Chaotrope-free folding-like-refoldingof IB proteins

Escherichia coli has been one of the popular biofactories for the production of recombinant proteins due to high production rate, simple expression system and low production cost. However, heterologous protein expression in E. coli often leads to formation of insoluble inclusion bodies (IBs), which entails the complicated processing steps such as IBs extraction, IBs solubilization and refolding of denatured IB proteins. Among these, refolding is the most challenging step because it is a bottleneck to determine the success of overall IBs processing, accounting for more than 70% of the overall processing cost. The most conventional industrial refolding process is based on batch dilution refolding where a large volume of cost-prohibitive refolding buffer hence a large refolding vessel and extended processing time are typically required to minimize protein aggregation during refolding reaction. We have demonstrated that a novel refolding strategy (i.e. folding-like-refolding) harnessing a refolding cocktail which comprises molecular or artificial chaperones and ATP regeneration system could radically enhance the efficiency of refolding for both heat-denatured malate dehydrogenase (MDH) and urea-denatured gloshedobin following its IB-route expression and solubilization. To the best of our knowledge, all the reported refolding schemes by far requires solubilization of IBs prior to attempting refolding, which clearly departs from the bacterial way of processing nascent polypeptides, folding intermediates, and/or aggregated proteins. For a full realization of “folding-like-refolding” concept, this project aims to develop a new refolding strategy capable of achieving in situ chaotrope-free synchronized solubilization and refolding of cytoplasmic IBs by precisely mimicking cellular disaggregation and folding mechanisms with the use of optimized refolding cocktail and redox environment.
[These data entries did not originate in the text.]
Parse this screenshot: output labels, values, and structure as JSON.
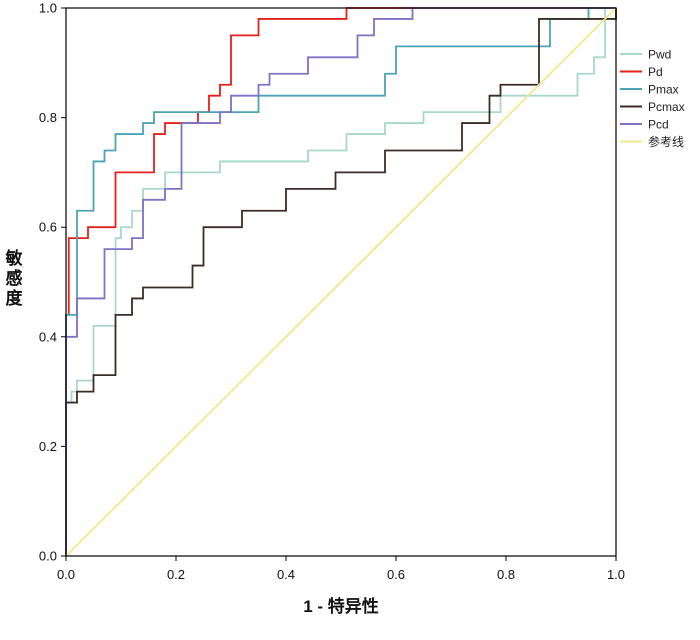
{
  "chart_data": {
    "type": "line",
    "xlabel": "1 - 特异性",
    "ylabel": "敏感度",
    "xlim": [
      0,
      1
    ],
    "ylim": [
      0,
      1
    ],
    "xticks": [
      "0.0",
      "0.2",
      "0.4",
      "0.6",
      "0.8",
      "1.0"
    ],
    "yticks": [
      "0.0",
      "0.2",
      "0.4",
      "0.6",
      "0.8",
      "1.0"
    ],
    "grid": false,
    "legend_position": "right",
    "series": [
      {
        "name": "Pwd",
        "color": "#a7d8c8",
        "points": [
          [
            0,
            0
          ],
          [
            0,
            0.28
          ],
          [
            0.01,
            0.28
          ],
          [
            0.01,
            0.3
          ],
          [
            0.02,
            0.3
          ],
          [
            0.02,
            0.32
          ],
          [
            0.05,
            0.32
          ],
          [
            0.05,
            0.42
          ],
          [
            0.09,
            0.42
          ],
          [
            0.09,
            0.58
          ],
          [
            0.1,
            0.58
          ],
          [
            0.1,
            0.6
          ],
          [
            0.12,
            0.6
          ],
          [
            0.12,
            0.63
          ],
          [
            0.14,
            0.63
          ],
          [
            0.14,
            0.67
          ],
          [
            0.18,
            0.67
          ],
          [
            0.18,
            0.7
          ],
          [
            0.28,
            0.7
          ],
          [
            0.28,
            0.72
          ],
          [
            0.44,
            0.72
          ],
          [
            0.44,
            0.74
          ],
          [
            0.51,
            0.74
          ],
          [
            0.51,
            0.77
          ],
          [
            0.58,
            0.77
          ],
          [
            0.58,
            0.79
          ],
          [
            0.65,
            0.79
          ],
          [
            0.65,
            0.81
          ],
          [
            0.79,
            0.81
          ],
          [
            0.79,
            0.84
          ],
          [
            0.93,
            0.84
          ],
          [
            0.93,
            0.88
          ],
          [
            0.96,
            0.88
          ],
          [
            0.96,
            0.91
          ],
          [
            0.98,
            0.91
          ],
          [
            0.98,
            1.0
          ],
          [
            1.0,
            1.0
          ]
        ]
      },
      {
        "name": "Pd",
        "color": "#e3201b",
        "points": [
          [
            0,
            0
          ],
          [
            0,
            0.44
          ],
          [
            0.005,
            0.44
          ],
          [
            0.005,
            0.58
          ],
          [
            0.04,
            0.58
          ],
          [
            0.04,
            0.6
          ],
          [
            0.09,
            0.6
          ],
          [
            0.09,
            0.7
          ],
          [
            0.16,
            0.7
          ],
          [
            0.16,
            0.77
          ],
          [
            0.18,
            0.77
          ],
          [
            0.18,
            0.79
          ],
          [
            0.24,
            0.79
          ],
          [
            0.24,
            0.81
          ],
          [
            0.26,
            0.81
          ],
          [
            0.26,
            0.84
          ],
          [
            0.28,
            0.84
          ],
          [
            0.28,
            0.86
          ],
          [
            0.3,
            0.86
          ],
          [
            0.3,
            0.95
          ],
          [
            0.35,
            0.95
          ],
          [
            0.35,
            0.98
          ],
          [
            0.51,
            0.98
          ],
          [
            0.51,
            1.0
          ],
          [
            1.0,
            1.0
          ]
        ]
      },
      {
        "name": "Pmax",
        "color": "#4ba3b6",
        "points": [
          [
            0,
            0
          ],
          [
            0,
            0.44
          ],
          [
            0.02,
            0.44
          ],
          [
            0.02,
            0.63
          ],
          [
            0.05,
            0.63
          ],
          [
            0.05,
            0.72
          ],
          [
            0.07,
            0.72
          ],
          [
            0.07,
            0.74
          ],
          [
            0.09,
            0.74
          ],
          [
            0.09,
            0.77
          ],
          [
            0.14,
            0.77
          ],
          [
            0.14,
            0.79
          ],
          [
            0.16,
            0.79
          ],
          [
            0.16,
            0.81
          ],
          [
            0.35,
            0.81
          ],
          [
            0.35,
            0.84
          ],
          [
            0.58,
            0.84
          ],
          [
            0.58,
            0.88
          ],
          [
            0.6,
            0.88
          ],
          [
            0.6,
            0.93
          ],
          [
            0.88,
            0.93
          ],
          [
            0.88,
            0.98
          ],
          [
            0.95,
            0.98
          ],
          [
            0.95,
            1.0
          ],
          [
            1.0,
            1.0
          ]
        ]
      },
      {
        "name": "Pcmax",
        "color": "#3d2b26",
        "points": [
          [
            0,
            0
          ],
          [
            0,
            0.28
          ],
          [
            0.02,
            0.28
          ],
          [
            0.02,
            0.3
          ],
          [
            0.05,
            0.3
          ],
          [
            0.05,
            0.33
          ],
          [
            0.09,
            0.33
          ],
          [
            0.09,
            0.44
          ],
          [
            0.12,
            0.44
          ],
          [
            0.12,
            0.47
          ],
          [
            0.14,
            0.47
          ],
          [
            0.14,
            0.49
          ],
          [
            0.23,
            0.49
          ],
          [
            0.23,
            0.53
          ],
          [
            0.25,
            0.53
          ],
          [
            0.25,
            0.6
          ],
          [
            0.32,
            0.6
          ],
          [
            0.32,
            0.63
          ],
          [
            0.4,
            0.63
          ],
          [
            0.4,
            0.67
          ],
          [
            0.49,
            0.67
          ],
          [
            0.49,
            0.7
          ],
          [
            0.58,
            0.7
          ],
          [
            0.58,
            0.74
          ],
          [
            0.72,
            0.74
          ],
          [
            0.72,
            0.79
          ],
          [
            0.77,
            0.79
          ],
          [
            0.77,
            0.84
          ],
          [
            0.79,
            0.84
          ],
          [
            0.79,
            0.86
          ],
          [
            0.86,
            0.86
          ],
          [
            0.86,
            0.98
          ],
          [
            1.0,
            0.98
          ],
          [
            1.0,
            1.0
          ]
        ]
      },
      {
        "name": "Pcd",
        "color": "#7d72c4",
        "points": [
          [
            0,
            0
          ],
          [
            0,
            0.4
          ],
          [
            0.02,
            0.4
          ],
          [
            0.02,
            0.47
          ],
          [
            0.07,
            0.47
          ],
          [
            0.07,
            0.56
          ],
          [
            0.12,
            0.56
          ],
          [
            0.12,
            0.58
          ],
          [
            0.14,
            0.58
          ],
          [
            0.14,
            0.65
          ],
          [
            0.18,
            0.65
          ],
          [
            0.18,
            0.67
          ],
          [
            0.21,
            0.67
          ],
          [
            0.21,
            0.79
          ],
          [
            0.28,
            0.79
          ],
          [
            0.28,
            0.81
          ],
          [
            0.3,
            0.81
          ],
          [
            0.3,
            0.84
          ],
          [
            0.35,
            0.84
          ],
          [
            0.35,
            0.86
          ],
          [
            0.37,
            0.86
          ],
          [
            0.37,
            0.88
          ],
          [
            0.44,
            0.88
          ],
          [
            0.44,
            0.91
          ],
          [
            0.53,
            0.91
          ],
          [
            0.53,
            0.95
          ],
          [
            0.56,
            0.95
          ],
          [
            0.56,
            0.98
          ],
          [
            0.63,
            0.98
          ],
          [
            0.63,
            1.0
          ],
          [
            1.0,
            1.0
          ]
        ]
      },
      {
        "name": "参考线",
        "color": "#f2e88a",
        "points": [
          [
            0,
            0
          ],
          [
            1,
            1
          ]
        ]
      }
    ]
  }
}
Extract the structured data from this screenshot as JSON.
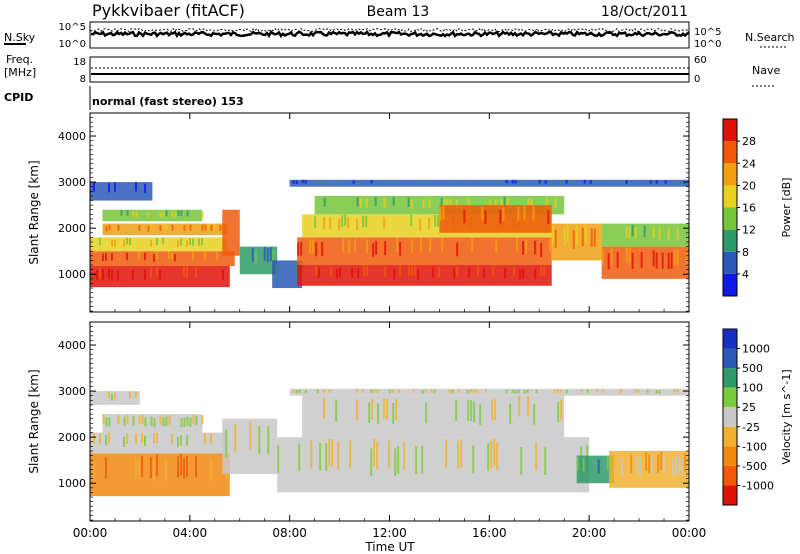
{
  "header": {
    "station": "Pykkvibaer (fitACF)",
    "beam": "Beam 13",
    "date": "18/Oct/2011"
  },
  "summary_panels": {
    "nsky_label": "N.Sky",
    "nsearch_label": "N.Search",
    "freq_label_line1": "Freq.",
    "freq_label_line2": "[MHz]",
    "nave_label": "Nave",
    "cpid_label": "CPID",
    "cpid_text": "normal (fast stereo) 153",
    "noise_ticks_left": [
      "10^5",
      "10^0"
    ],
    "noise_ticks_right": [
      "10^5",
      "10^0"
    ],
    "freq_ticks": [
      "18",
      "8"
    ],
    "nave_ticks": [
      "60",
      "0"
    ]
  },
  "chart_data": [
    {
      "type": "heatmap",
      "parameter": "Power",
      "ylabel": "Slant Range [km]",
      "colorbar_label": "Power [dB]",
      "colorbar_ticks": [
        "4",
        "8",
        "12",
        "16",
        "20",
        "24",
        "28"
      ],
      "colorbar_range": [
        0,
        32
      ],
      "colorbar_colors": [
        "#1018e8",
        "#2c58b8",
        "#2e9a6a",
        "#76c43a",
        "#e8d020",
        "#f0a010",
        "#f05a0a",
        "#e01208"
      ],
      "y_ticks": [
        "1000",
        "2000",
        "3000",
        "4000"
      ],
      "ylim": [
        180,
        4500
      ],
      "x_ticks": [
        "00:00",
        "04:00",
        "08:00",
        "12:00",
        "16:00",
        "20:00",
        "00:00"
      ],
      "xlim_hours": [
        0,
        24
      ],
      "echo_regions": [
        {
          "t0": 0.0,
          "t1": 5.6,
          "r0": 720,
          "r1": 1180,
          "level": 7
        },
        {
          "t0": 0.0,
          "t1": 5.8,
          "r0": 1180,
          "r1": 1500,
          "level": 6
        },
        {
          "t0": 0.0,
          "t1": 5.5,
          "r0": 1500,
          "r1": 1800,
          "level": 4
        },
        {
          "t0": 0.5,
          "t1": 5.5,
          "r0": 1850,
          "r1": 2100,
          "level": 5
        },
        {
          "t0": 0.5,
          "t1": 4.5,
          "r0": 2150,
          "r1": 2400,
          "level": 3
        },
        {
          "t0": 5.3,
          "t1": 6.0,
          "r0": 1400,
          "r1": 2400,
          "level": 6
        },
        {
          "t0": 6.0,
          "t1": 7.5,
          "r0": 1000,
          "r1": 1600,
          "level": 2
        },
        {
          "t0": 7.3,
          "t1": 8.5,
          "r0": 700,
          "r1": 1300,
          "level": 1
        },
        {
          "t0": 8.3,
          "t1": 18.5,
          "r0": 750,
          "r1": 1200,
          "level": 7
        },
        {
          "t0": 8.3,
          "t1": 18.5,
          "r0": 1200,
          "r1": 1800,
          "level": 6
        },
        {
          "t0": 8.5,
          "t1": 18.5,
          "r0": 1800,
          "r1": 2300,
          "level": 4
        },
        {
          "t0": 9.0,
          "t1": 19.0,
          "r0": 2300,
          "r1": 2700,
          "level": 3
        },
        {
          "t0": 14.0,
          "t1": 18.5,
          "r0": 1900,
          "r1": 2500,
          "level": 6
        },
        {
          "t0": 18.5,
          "t1": 20.5,
          "r0": 1300,
          "r1": 2100,
          "level": 5
        },
        {
          "t0": 20.5,
          "t1": 24.0,
          "r0": 900,
          "r1": 1600,
          "level": 6
        },
        {
          "t0": 20.5,
          "t1": 24.0,
          "r0": 1600,
          "r1": 2100,
          "level": 3
        },
        {
          "t0": 0.0,
          "t1": 2.5,
          "r0": 2600,
          "r1": 3000,
          "level": 1
        },
        {
          "t0": 8.0,
          "t1": 24.0,
          "r0": 2900,
          "r1": 3050,
          "level": 1
        }
      ]
    },
    {
      "type": "heatmap",
      "parameter": "Velocity",
      "ylabel": "Slant Range [km]",
      "colorbar_label": "Velocity [m s^-1]",
      "colorbar_ticks": [
        "-1000",
        "-500",
        "-100",
        "-25",
        "25",
        "100",
        "500",
        "1000"
      ],
      "colorbar_colors": [
        "#e01208",
        "#f05a0a",
        "#f08a10",
        "#f0b030",
        "#c8c8c8",
        "#7acc3a",
        "#2e9a6a",
        "#2c58b8",
        "#1830c0"
      ],
      "y_ticks": [
        "1000",
        "2000",
        "3000",
        "4000"
      ],
      "ylim": [
        180,
        4500
      ],
      "x_ticks": [
        "00:00",
        "04:00",
        "08:00",
        "12:00",
        "16:00",
        "20:00",
        "00:00"
      ],
      "xlabel": "Time UT",
      "xlim_hours": [
        0,
        24
      ],
      "echo_regions": [
        {
          "t0": 0.0,
          "t1": 5.6,
          "r0": 720,
          "r1": 1650,
          "level": 2
        },
        {
          "t0": 0.0,
          "t1": 5.5,
          "r0": 1650,
          "r1": 2100,
          "level": 4
        },
        {
          "t0": 0.5,
          "t1": 4.5,
          "r0": 2100,
          "r1": 2500,
          "level": 4
        },
        {
          "t0": 5.3,
          "t1": 7.5,
          "r0": 1200,
          "r1": 2400,
          "level": 4
        },
        {
          "t0": 7.5,
          "t1": 20.0,
          "r0": 800,
          "r1": 2000,
          "level": 4
        },
        {
          "t0": 8.5,
          "t1": 19.0,
          "r0": 2000,
          "r1": 2900,
          "level": 4
        },
        {
          "t0": 19.5,
          "t1": 21.0,
          "r0": 1000,
          "r1": 1600,
          "level": 6
        },
        {
          "t0": 20.8,
          "t1": 24.0,
          "r0": 900,
          "r1": 1700,
          "level": 3
        },
        {
          "t0": 0.0,
          "t1": 2.0,
          "r0": 2700,
          "r1": 3000,
          "level": 4
        },
        {
          "t0": 8.0,
          "t1": 24.0,
          "r0": 2900,
          "r1": 3050,
          "level": 4
        }
      ]
    }
  ]
}
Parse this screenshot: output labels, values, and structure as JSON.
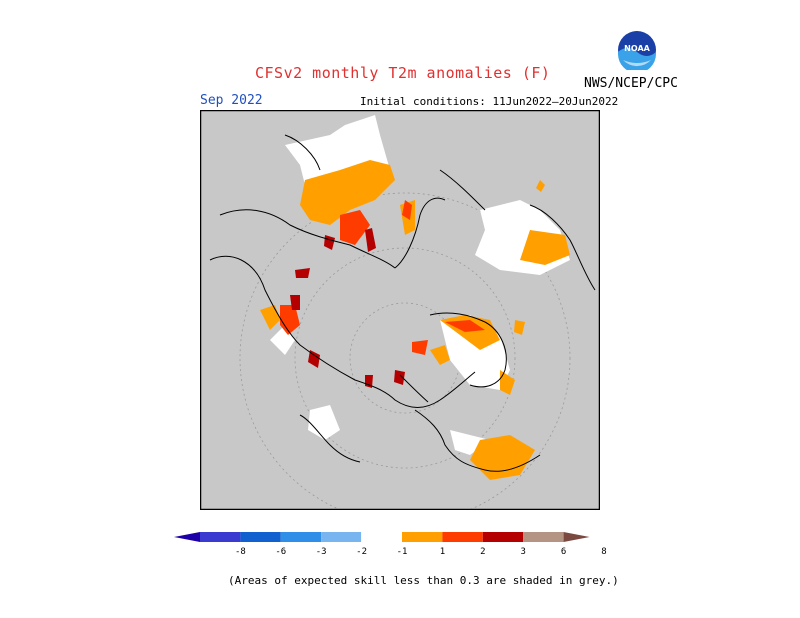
{
  "header": {
    "title": "CFSv2 monthly T2m anomalies (F)",
    "agency": "NWS/NCEP/CPC",
    "logo_text": "NOAA",
    "month": "Sep 2022",
    "initial_conditions": "Initial conditions: 11Jun2022–20Jun2022"
  },
  "map": {
    "projection": "polar stereographic (north pole)",
    "ocean_color": "#c8c8c8",
    "coast_color": "#000000"
  },
  "legend": {
    "labels": [
      "-8",
      "-6",
      "-3",
      "-2",
      "-1",
      "1",
      "2",
      "3",
      "6",
      "8"
    ],
    "colors": [
      "#1e00a8",
      "#3a3ad0",
      "#1060d0",
      "#2f8fe8",
      "#78b4f0",
      "#ffffff",
      "#ffa000",
      "#ff3c00",
      "#b40000",
      "#b49482",
      "#7a4a40"
    ]
  },
  "footnote": "(Areas of expected skill less than 0.3 are shaded in grey.)"
}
Harnessing molecular chaperone refolding cocktail to develop folding-like-refolding strategy: Dependency of chaperoning effect on the size of protein aggregates

Proteins have wide applications in the medical, industrial and agricultural fields. They are usually produced in huge quantities in host cells such as Escherichia coli. However, high-level expression of recombinant proteins in E. coli often results in accumulation of insoluble aggregates known as inclusion bodies (IBs), thus requiring further solubilization, refolding and purification procedures to achieve functionally active products. Molecular chaperones have been applied successfully to refold various proteins both in vivo and in vitro, opening a new era in protein refolding. However, the exact function of individual molecular chaperones and the interaction between target protein and molecular chaperones are still unclear. We demonstrated that refolding cocktail comprising ClpB/DnaKJE with or without the presence of ATP regeneration system and a refolding additive, PEG, could significantly enhance the refolding efficiency of heat-denatured malate dehyrogenase (MDH) and chaotrope-solubilized gloshedobin following its expression as IBs. To further clarify the individual or synergistic roles of each chaperone, various recombinant molecular chaperones including His-ClpB, His-DnaK, His-DnaJ, His-GrpE, His-Gro EL, His-Gro ES, and His-Trigger Factor were recently cloned, expressed and purified through IMAC, respectively. Currently, chaperoning efficiencies of these His-tagged molecular chaperones are being studied systematically using heat- or chemical-denatured model proteins of different aggregate size. It is expected that our study will provide a better understanding of chaperone-assisted refolding process, thereby facilitating engineering implementation of a novel refolding strategy, folding-like-refolding approach based on refolding cocktail.